Oublier Paris #104 (24/12/2021 – Vendredi 2023)

 

 

 

je ne suis qu’un pauvre misérable et le resterai donc encore – hier soir je marche rue des Alouettes, j’avise le marchand de journaux au bout de ma perspective non loin – il est cinq heures et demie sans doute plus – il fait nuit – les jours rallongent m’a-t-on dit (peut-être) mais ce n’est pas perceptible – je maudis le plan de l’écliptique –

j’avance car le jeudi paraît le spécial du canard des livres – ça ne présage rien de bon, c’est le moment festif (disait le boucher tout à l’heure – une canette à 26 euros pour ce soir) l’année se termine, on ne fait pas de cadeau – j’avance

c’est posé au dessus de ce bazar jaune – est-ce oublié ? je ne sais pas dire

en tout cas je le vois, rouge, rebondi dans l’ombre presque usagé peut-être – je ne crois pas que mon cœur batte spécialement plus fort, je n’ai pas spécialement non plus compris à ce moment – un tour un sort le fatum la conjonction des astres – il fait nuit et les images ne rendent pas compte de l’ambiance assez infectieuse du moment, le populaire se hâte à ses emplettes, il fait nettement moins froid que tout à l’heure – lui est posé sur le dessus de la boite (cette boîte-là, celle-là même)

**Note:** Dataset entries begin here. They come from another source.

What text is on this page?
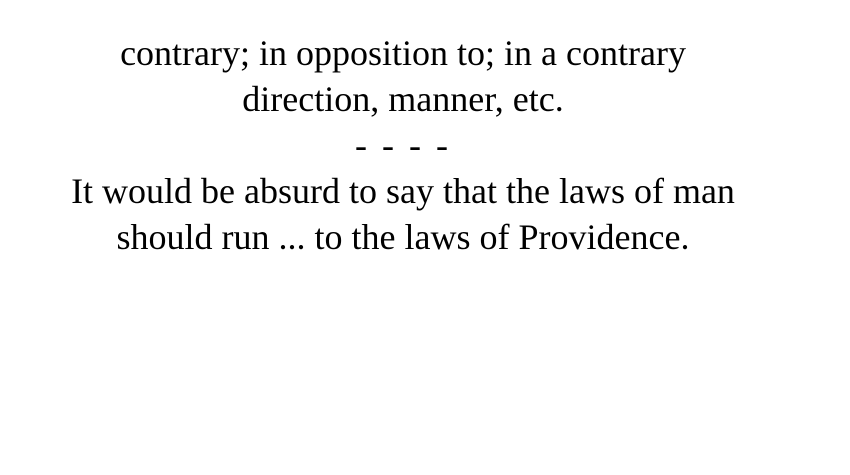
contrary; in opposition to; in a contrary
direction, manner, etc.

- - - -

It would be absurd to say that the laws of man
should run ... to the laws of Providence.
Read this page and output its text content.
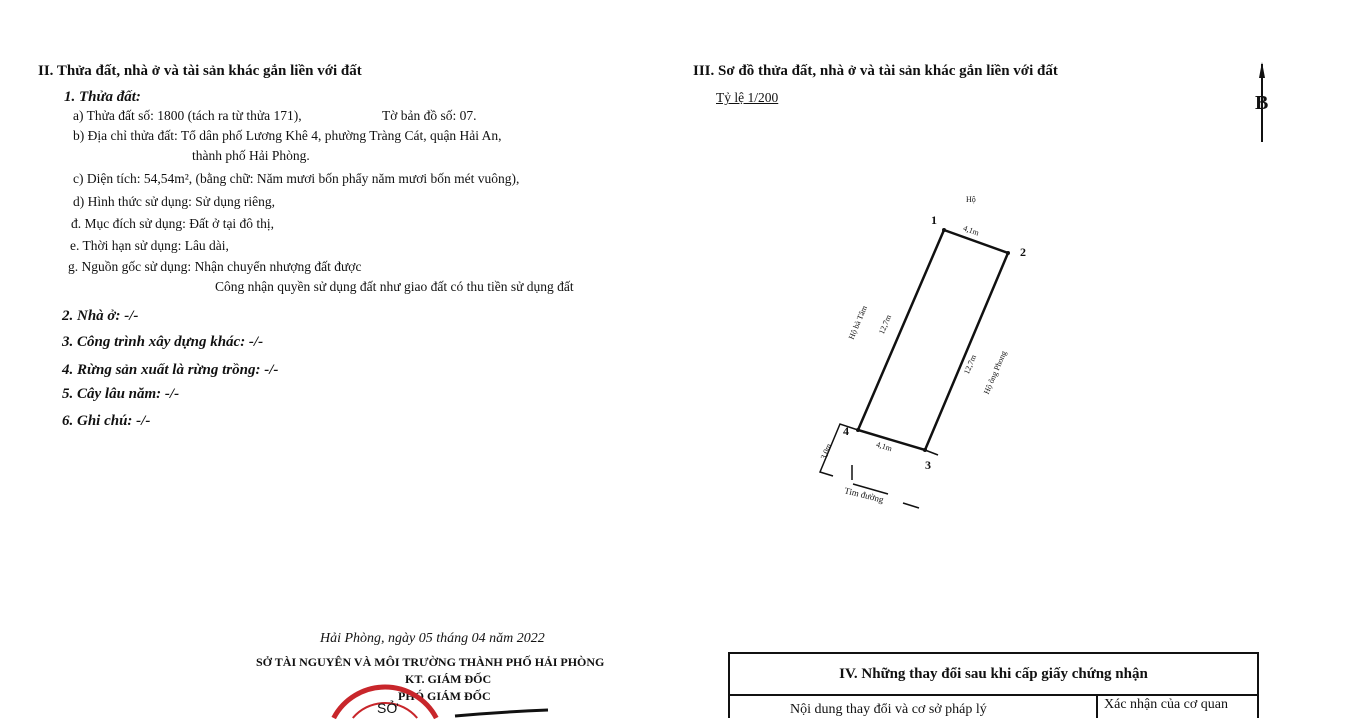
II. Thửa đất, nhà ở và tài sản khác gắn liền với đất
1. Thửa đất:
a) Thửa đất số: 1800 (tách ra từ thửa 171),	Tờ bản đồ số: 07.
b) Địa chỉ thửa đất: Tổ dân phố Lương Khê 4, phường Tràng Cát, quận Hải An,
thành phố Hải Phòng.
c) Diện tích: 54,54m², (bằng chữ: Năm mươi bốn phẩy năm mươi bốn mét vuông),
d) Hình thức sử dụng: Sử dụng riêng,
đ. Mục đích sử dụng: Đất ở tại đô thị,
e. Thời hạn sử dụng: Lâu dài,
g. Nguồn gốc sử dụng: Nhận chuyển nhượng đất được
Công nhận quyền sử dụng đất như giao đất có thu tiền sử dụng đất
2. Nhà ở: -/-
3. Công trình xây dựng khác: -/-
4. Rừng sản xuất là rừng trồng: -/-
5. Cây lâu năm: -/-
6. Ghi chú: -/-
III. Sơ đồ thửa đất, nhà ở và tài sản khác gắn liền với đất
Tỷ lệ 1/200	B
1
2
3
4
4,1m
12,7m
12,7m
4,1m
3,0m
Hộ
Hộ bà Tâm
Hộ ông Phong
Tim đường
Hải Phòng, ngày 05 tháng 04 năm 2022
SỞ TÀI NGUYÊN VÀ MÔI TRƯỜNG THÀNH PHỐ HẢI PHÒNG
KT. GIÁM ĐỐC
PHÓ GIÁM ĐỐC
SỞ
IV. Những thay đổi sau khi cấp giấy chứng nhận
Nội dung thay đổi và cơ sở pháp lý	Xác nhận của cơ quan
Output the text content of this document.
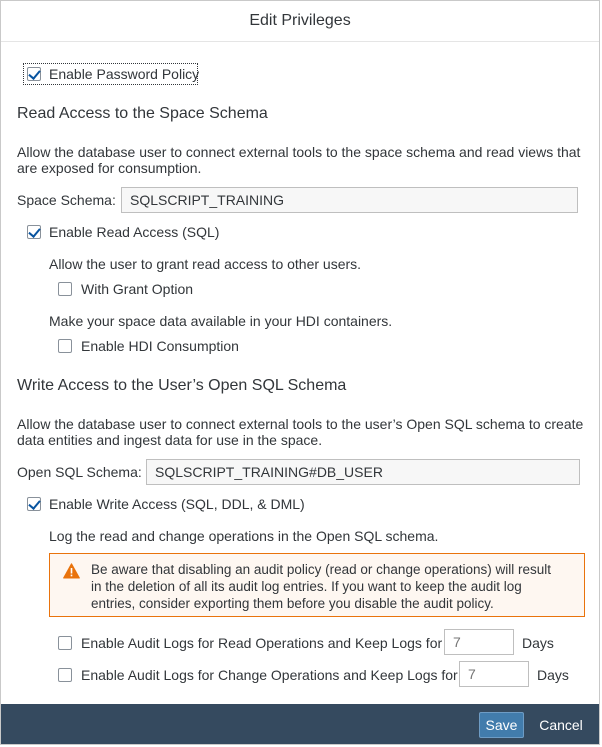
Edit Privileges
Enable Password Policy
Read Access to the Space Schema
Allow the database user to connect external tools to the space schema and read views that
are exposed for consumption.
Space Schema:	SQLSCRIPT_TRAINING
Enable Read Access (SQL)
Allow the user to grant read access to other users.
With Grant Option
Make your space data available in your HDI containers.
Enable HDI Consumption
Write Access to the User’s Open SQL Schema
Allow the database user to connect external tools to the user’s Open SQL schema to create
data entities and ingest data for use in the space.
Open SQL Schema: SQLSCRIPT_TRAINING#DB_USER
Enable Write Access (SQL, DDL, & DML)
Log the read and change operations in the Open SQL schema.
Be aware that disabling an audit policy (read or change operations) will result
in the deletion of all its audit log entries. If you want to keep the audit log
entries, consider exporting them before you disable the audit policy.
Enable Audit Logs for Read Operations and Keep Logs for
7	Days
Enable Audit Logs for Change Operations and Keep Logs for
7	Days
Save	Cancel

je le regarde, je le toise, rebondi là – c’est lui

je passe, je vais acheter le canard je reviens – plié sous le bras le canard et son supplément : en première page, un signe : l’immonde qui dit bonjour avec son poing… fuck off – je reviens sur mes pas il est toujours là, posé sur sa boite jaune : il me défie – et évidemment que je le prends puisqu’il m’a attendu – je l’emporte, je l’ouvre plus loin (une odeur de parfum, lointaine) (là, oui me dis-je sûrement, oui : des dizaines et des dizaines de billets verts) (non, pauvre je suis misérable je resterai) : des pièces, certes, des cartes (bleue dorée premier d’identité vitale verte icom comme s’il en pleuvait, premium certes, indigo j’en sais rien, des cartes de visite aussi bien)  (zéro photo sinon celle sur la carte d’identité – naissance le même jour que le sanaryote) – pfff – j’aurais mieux fait de le flanquer à la boîte, il devait y être et puisqu’il y était, telle était sa destination – non je compose le zéro six de la carte de visite, voilà une Françoise apparemment : « il y avait beaucoup d’argent, dit ensuite la voix » ah fais-je, « oui cinq cents euros c’est beaucoup pour moi…  » et pour moi donc… « toute la journée au commissariat… non demain je dois passer prendre des choses… oui dix heures oui, oh merci merci…  » – bah ça ne fait que cinq coupures vertes, après tout – et c’est quoi, au fond, cinq coupures vertes tu peux me dire ? – rien – foutre demain, il fera jour certainement

évidemment, la question ne se pose pas sauf que si : qu’aurais-je fait si ouvrant l’un des trois fermetures Éclair j’avais découvert ces cinq billets verts ? (ou dix oranges ou vingt-cinq bleus etc.) ?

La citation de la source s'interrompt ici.